«Grillo premier? No ... però... perché no?». Leonardo Del Vecchio, 77 anni, patron di Luxottica e, soprattutto, esponente di rilievo del capitalismo italiano che conta (i «salotti buoni») ha rotto con il filo-montismo dell'establishment e ha aperto a un governo «targato» 5 Stelle. «Non credo che sia più stupido di quelli che abbiamo avuto fino adesso - ha aggiunto Del Vecchio - e a me poi ragionare sulle idee non dispiace». Insomma, un importante imprenditore, nonché influente azionista di Generali e Unicredit, non vede minacce alla democrazia e al mercato nel portavoce della rete. «La situazione non la vedo male perché ho molta fiducia nei giovani: si ringiovanisce un po' chi ci comanda e sono tranquillo», ha proseguito. La Borsa non è crollata (ieri ha messo a segno un piccolo recupero).

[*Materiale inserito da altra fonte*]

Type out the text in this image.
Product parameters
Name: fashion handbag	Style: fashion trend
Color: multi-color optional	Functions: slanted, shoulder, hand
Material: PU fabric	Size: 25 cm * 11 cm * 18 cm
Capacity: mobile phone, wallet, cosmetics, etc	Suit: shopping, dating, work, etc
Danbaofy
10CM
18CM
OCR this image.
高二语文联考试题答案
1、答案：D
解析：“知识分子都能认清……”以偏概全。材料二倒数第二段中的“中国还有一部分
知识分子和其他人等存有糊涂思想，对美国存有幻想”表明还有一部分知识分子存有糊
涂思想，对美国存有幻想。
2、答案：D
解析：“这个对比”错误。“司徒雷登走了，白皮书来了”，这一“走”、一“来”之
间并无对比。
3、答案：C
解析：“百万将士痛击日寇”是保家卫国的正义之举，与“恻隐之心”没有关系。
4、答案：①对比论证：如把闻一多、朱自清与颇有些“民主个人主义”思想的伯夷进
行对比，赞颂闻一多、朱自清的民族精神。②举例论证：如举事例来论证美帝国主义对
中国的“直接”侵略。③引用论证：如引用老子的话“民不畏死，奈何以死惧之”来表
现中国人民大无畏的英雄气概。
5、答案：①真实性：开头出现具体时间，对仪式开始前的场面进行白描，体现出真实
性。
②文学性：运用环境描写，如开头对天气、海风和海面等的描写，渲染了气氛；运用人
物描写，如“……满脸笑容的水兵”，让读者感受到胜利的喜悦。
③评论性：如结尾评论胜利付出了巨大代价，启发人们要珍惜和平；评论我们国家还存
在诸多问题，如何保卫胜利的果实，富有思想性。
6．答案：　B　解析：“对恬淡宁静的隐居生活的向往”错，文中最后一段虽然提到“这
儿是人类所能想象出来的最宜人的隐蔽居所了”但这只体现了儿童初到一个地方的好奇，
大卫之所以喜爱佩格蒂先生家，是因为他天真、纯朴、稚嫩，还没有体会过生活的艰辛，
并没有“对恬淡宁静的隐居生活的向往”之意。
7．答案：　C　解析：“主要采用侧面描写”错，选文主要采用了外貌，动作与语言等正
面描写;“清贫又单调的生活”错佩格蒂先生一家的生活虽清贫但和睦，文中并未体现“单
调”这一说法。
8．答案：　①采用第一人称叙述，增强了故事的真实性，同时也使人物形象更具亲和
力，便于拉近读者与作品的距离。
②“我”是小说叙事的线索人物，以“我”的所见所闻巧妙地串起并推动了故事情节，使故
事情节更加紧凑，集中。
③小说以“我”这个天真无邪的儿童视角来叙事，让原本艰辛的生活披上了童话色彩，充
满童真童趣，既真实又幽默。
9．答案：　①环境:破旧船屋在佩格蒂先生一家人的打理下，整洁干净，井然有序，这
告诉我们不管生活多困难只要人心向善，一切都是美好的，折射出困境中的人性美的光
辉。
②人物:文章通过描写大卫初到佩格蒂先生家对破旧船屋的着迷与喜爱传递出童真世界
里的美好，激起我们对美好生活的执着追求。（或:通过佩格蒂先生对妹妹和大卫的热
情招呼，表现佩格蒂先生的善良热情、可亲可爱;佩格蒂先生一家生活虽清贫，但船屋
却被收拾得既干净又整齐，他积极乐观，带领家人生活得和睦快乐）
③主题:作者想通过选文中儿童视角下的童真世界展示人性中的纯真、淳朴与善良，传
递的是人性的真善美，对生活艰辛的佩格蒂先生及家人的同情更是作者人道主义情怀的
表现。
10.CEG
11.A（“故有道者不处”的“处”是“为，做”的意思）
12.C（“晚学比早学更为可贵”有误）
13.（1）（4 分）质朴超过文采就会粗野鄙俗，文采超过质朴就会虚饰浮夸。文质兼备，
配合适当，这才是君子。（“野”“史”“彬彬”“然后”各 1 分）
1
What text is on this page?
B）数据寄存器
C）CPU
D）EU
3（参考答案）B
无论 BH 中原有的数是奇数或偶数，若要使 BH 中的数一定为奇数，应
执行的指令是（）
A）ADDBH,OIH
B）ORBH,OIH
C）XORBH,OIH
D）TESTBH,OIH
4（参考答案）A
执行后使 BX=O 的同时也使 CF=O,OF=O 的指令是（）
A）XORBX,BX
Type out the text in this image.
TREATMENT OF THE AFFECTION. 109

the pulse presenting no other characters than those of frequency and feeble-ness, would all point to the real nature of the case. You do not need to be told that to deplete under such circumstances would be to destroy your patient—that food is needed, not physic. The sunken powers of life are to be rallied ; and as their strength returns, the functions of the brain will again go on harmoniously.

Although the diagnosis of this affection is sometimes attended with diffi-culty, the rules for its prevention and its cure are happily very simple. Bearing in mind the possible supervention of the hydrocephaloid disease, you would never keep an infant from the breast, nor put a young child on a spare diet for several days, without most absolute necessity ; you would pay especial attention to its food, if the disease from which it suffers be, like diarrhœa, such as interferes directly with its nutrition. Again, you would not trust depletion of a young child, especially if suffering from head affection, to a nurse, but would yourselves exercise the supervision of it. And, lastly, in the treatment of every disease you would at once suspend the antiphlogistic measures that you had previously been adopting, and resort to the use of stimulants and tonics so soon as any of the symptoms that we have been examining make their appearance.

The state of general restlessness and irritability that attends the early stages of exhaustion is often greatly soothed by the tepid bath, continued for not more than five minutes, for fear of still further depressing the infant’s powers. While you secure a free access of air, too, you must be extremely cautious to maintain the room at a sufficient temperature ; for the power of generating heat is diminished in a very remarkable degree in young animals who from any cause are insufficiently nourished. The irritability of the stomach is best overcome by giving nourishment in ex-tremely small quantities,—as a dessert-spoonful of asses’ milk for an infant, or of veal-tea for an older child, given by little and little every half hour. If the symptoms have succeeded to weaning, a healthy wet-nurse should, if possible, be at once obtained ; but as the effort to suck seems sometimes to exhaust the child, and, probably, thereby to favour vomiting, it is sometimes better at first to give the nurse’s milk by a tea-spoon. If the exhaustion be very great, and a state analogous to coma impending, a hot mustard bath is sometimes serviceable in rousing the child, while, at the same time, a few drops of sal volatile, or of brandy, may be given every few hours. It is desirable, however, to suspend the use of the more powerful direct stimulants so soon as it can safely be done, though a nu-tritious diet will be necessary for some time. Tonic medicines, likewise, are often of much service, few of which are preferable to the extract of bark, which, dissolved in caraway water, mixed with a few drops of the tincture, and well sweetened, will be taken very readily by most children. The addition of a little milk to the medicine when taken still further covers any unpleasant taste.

Si tratta di frasi pesanti pronunciate poco prima che l'amministratore delegato della Fiat, Sergio Marchionne, rimarcasse come «l'instabilità politica potrebbe danneggiare» il Lingotto. E, soprattutto, poco prima che i top manager italiani, dietro lo scudo dell'anonimato, confessassero le loro paure al Financial Times. Il timore è che «le riforme di cui l'Italia ha bisogno si spengano nello stallo a Roma, o peggio, siano silurate dal partito anti-sistema di Grillo». Non è un mistero che i grandi capitani d'azienda tifassero per un Monti-bis o per un più prosaico Bersani-Monti-Vendola. Ecco perché i protagonisti della finanza hanno imprecato contro «il fallimento dei politici». D'altronde lo stesso capo di Intesa Sanpaolo, Enrico Tomaso Cucchiani, aveva detto: «Non vedo vincitori ma solo perdenti».
Una circostanza che rende ancor più «pesanti» le parole del numero uno della multinazionale degli occhiali (sono «made in Luxottica» non solo i RayBan ma anche le creazioni di Armani e Prada, giusto per fare un esempio). Che invece giudica meno positivamente un «inciucio» Grillo-Bersani. «Ma che cambino! Se continuano a nominare gli stessi, allora è lavoro per niente. Io aspiro al cambiamento», ha concluso.
Ma Del Vecchio non è un «giacobino» della finanza come si potrebbe definire un Diego Della Valle, sempre pronto a denunciare la «gerontocrazia» dei poteri forti. È molto più «discreto» e quando parla, come è accaduto a Trieste, lo fa solo per evidenziare ciò che ritiene un malfunzionamento. Ed è per questo che riscuote la fiducia dei numeri uno (Mediobanca in primis). Allora perché la sortita «grillina» di Del Vecchio? Ci sono molteplici piani che si compenetrano e che rendono più complessa la spiegazione. C'è quello antropologico: Del Vecchio è un martinitt, un orfano del noto collegio milanese che si è fatto da solo e nel Bellunese ha creato una multinazionale da 7 miliardi di fatturato e 540 milioni di utile netto. E anche Grillo ha creato da solo quello che oggi è il primo partito italiano. E poi il comico è stato - dopo Berlusconi - l'unico politico che è andato a parlare alla pancia degli imprenditori del Nord-Est e questo sicuramente Del Vecchio non l'ha sottovalutato, abituato com'è ad andare controcorrente.
Generalmente questi endorsement costano consensi in termini di vendite. Ma per Mister Luxottica non è un problema. Il gruppo realizza oltre la metà dei propri ricavi fuori dall'Europa dove l'Italia ha un peso importante ma non preminente. E fuori dal nostro Paese, in Lussemburgo, c'è anche il cuore pulsante dell'impero di Del Vecchio, la Delfin, che racchiude le partecipazioni in Luxottica, Generali e Unicredit.
Insomma, l'imprenditore ad appoggiare Grillo rischia poco perché la sua azienda - a differenza di Fiat - non dipende dal mercato italiano (anche per questo le case d'affari la inseriscono sempre tra i «consigli per gli acquisti»). E poi Grillo inforca sempre i RayBan e di questi tempi dove si trova pubblicità così a buon mercato?